Raih IPK 66,11 Tertinggi 2017, DKI Jakarta Terima Penghargaan Kemenaker
DKI Jakarta mendapatkan penghargaan Indeks Pembangunan Ketenagakerjaan (IPK) terbaik 2017 dari Kementerian Ketenagakerjaan.
TRIBUNNEWS.COM, JAKARTA - DKI Jakarta mendapatkan penghargaan Indeks Pembangunan Ketenagakerjaan (IPK) terbaik 2017 dari Kementerian Ketenagakerjaan.
Provinsi DKI Jakarta berhasil mendapatkan indeks sebesar 66,11, peringkat kedua ditempati DI Yogyakarta dengan indeks 63, 76 sedangkan peringkat ketiga ditempati Provinsi Bali dengan indeks sebesar 63,48.
Penghargaan itu pula, diberikan Kementerian Ketenagakerjaan kepada 13 Pemerintah Provinsi yang dinilai berhasil melaksanakan pembangunan bidang ketenagakerjaan.
Dalam sambutannya, Menteri Ketenagakerjaan M. Hanif Dhakiri mengatakan penilaian IPK merupakan acuan dasar untuk mengukur tingkat keberhasilan pembangunan ketenagakerjaan di daerah.
Baca: Titiek Soeharto dan Bambang Soesatyo Temui Megawati, Ada Apa?
Bahan evaluasi kebijakan dan program ketenagakerjaan daerah serta sarana pemicu agar melaksanakan pembangunan ketenagakerjaan secara optimal.
“Dengan adanya penghargaan ini, diharapkan ini dapat meningkatkan komitmen pemerintah daerah (Pemda) dalam Perencanaan Tenaga Kerja Daerah guna mendukung keberhasilan pembangunan ketenagakerjaan di Indonesia," kata Hanif Dhakiri di Ruang Tridharma Kemnaker, Jalan Gatot Subroto, Kuningan, Jakarta Selatan, Rabu (6/12/2017).

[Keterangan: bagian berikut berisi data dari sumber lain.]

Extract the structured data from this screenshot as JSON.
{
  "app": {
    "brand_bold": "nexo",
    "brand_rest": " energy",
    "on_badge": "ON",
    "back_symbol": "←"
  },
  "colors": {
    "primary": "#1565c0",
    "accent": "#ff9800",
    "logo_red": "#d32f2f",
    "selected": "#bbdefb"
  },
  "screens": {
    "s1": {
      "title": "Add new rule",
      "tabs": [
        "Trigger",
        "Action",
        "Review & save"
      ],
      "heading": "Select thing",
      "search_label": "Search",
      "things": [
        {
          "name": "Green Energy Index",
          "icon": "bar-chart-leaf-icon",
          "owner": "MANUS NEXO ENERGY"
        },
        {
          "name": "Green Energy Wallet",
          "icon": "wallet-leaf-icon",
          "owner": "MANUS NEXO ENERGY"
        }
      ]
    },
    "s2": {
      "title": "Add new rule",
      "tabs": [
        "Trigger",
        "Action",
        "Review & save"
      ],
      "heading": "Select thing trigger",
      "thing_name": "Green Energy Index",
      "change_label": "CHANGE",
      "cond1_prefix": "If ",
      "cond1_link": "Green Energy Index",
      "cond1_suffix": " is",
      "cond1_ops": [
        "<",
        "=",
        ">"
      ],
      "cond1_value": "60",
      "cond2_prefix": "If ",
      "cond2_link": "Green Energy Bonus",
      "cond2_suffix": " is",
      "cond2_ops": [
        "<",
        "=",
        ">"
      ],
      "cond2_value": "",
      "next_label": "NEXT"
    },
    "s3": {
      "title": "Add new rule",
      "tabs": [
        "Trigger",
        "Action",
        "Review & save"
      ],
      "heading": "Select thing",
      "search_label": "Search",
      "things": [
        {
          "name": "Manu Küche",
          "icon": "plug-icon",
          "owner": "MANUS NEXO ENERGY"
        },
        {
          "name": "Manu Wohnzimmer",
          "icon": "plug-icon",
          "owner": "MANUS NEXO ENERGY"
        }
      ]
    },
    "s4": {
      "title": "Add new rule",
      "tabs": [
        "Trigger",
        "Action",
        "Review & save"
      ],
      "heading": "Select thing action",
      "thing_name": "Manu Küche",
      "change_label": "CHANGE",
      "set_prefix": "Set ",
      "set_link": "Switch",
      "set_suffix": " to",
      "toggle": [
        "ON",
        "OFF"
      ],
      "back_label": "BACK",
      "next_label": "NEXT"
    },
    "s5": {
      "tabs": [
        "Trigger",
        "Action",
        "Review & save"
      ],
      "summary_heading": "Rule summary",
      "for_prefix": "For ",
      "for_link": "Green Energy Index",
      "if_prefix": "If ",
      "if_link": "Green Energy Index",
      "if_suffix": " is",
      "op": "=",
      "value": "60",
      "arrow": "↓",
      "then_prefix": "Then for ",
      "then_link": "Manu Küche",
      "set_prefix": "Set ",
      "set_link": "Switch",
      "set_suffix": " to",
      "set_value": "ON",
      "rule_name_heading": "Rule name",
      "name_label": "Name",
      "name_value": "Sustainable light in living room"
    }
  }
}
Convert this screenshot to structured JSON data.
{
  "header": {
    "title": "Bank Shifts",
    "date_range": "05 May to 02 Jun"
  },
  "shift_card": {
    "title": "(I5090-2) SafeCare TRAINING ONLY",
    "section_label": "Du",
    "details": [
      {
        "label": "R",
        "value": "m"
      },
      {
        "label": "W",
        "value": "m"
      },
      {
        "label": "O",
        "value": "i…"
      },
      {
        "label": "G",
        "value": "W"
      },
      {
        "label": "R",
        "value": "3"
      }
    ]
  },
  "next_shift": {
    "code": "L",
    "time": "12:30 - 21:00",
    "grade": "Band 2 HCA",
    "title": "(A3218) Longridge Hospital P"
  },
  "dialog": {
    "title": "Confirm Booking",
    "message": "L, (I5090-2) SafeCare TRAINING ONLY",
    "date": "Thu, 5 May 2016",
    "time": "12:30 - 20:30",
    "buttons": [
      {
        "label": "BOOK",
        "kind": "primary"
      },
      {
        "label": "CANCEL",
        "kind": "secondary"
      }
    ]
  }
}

Hanif juga mengatakan terus mendorong Pemerintah provinsi, Pemerintah kabupaten/kota untuk meningkatkan kinerja di bidang ketenagakerjaan agar menjadikan permasalahan ketenagakerjaan benar-benar menjadi perhatian semua pihak.
Baca: 11 Catatan Penting yang Perlu Diperhatikan Presiden Jokowi, DPR, dan Marsekal Hadi
"Hal ini menjadi tugas dan tantangan bagi seluruh stakeholder (pemangku kepentingan) baik Gubernur, Kepala Daerah dan kepala dinas untuk memastikan urusan ketenagakerjaan tidak lagi marjinal atau dianggap pinggiran," papar Hanif Dhakiri.
Hanif menjelaskan keberhasilan sebuah bangsa, ukurannya hanya dua yakni soal pengangguran dan penyerapan tenaga kerjanya.
Dari sisi input, kualtias tenaga kerja menjadi tolok ukur daya saing sebuah bangsa.
Selain itu, Hanif menjelaskan hasil pengukuran IPK Nasional Tahun 2017 menunjukkan adanya penurunan IPK nasional sebesar 1,39 poin yakni dari 57,46 pada tahun 2016 menjadi 56,07 di tahun 2017.
IPK nasonal tahun 2017 sebesar 56,07 tersebut juga masih di bawah target sebesar 57. Hal ini menunjukkan adanya penurunan kinerja pembangunan ketenagakerjaan dalam kurun 2016-2017.
“Penyebab utamanya adalah belum dijadikannya SDGs sebagai salah satu fokus pembangunan di daerah sehingga membutuhkan waktu untuk penyesuaian, “ kata Hanif.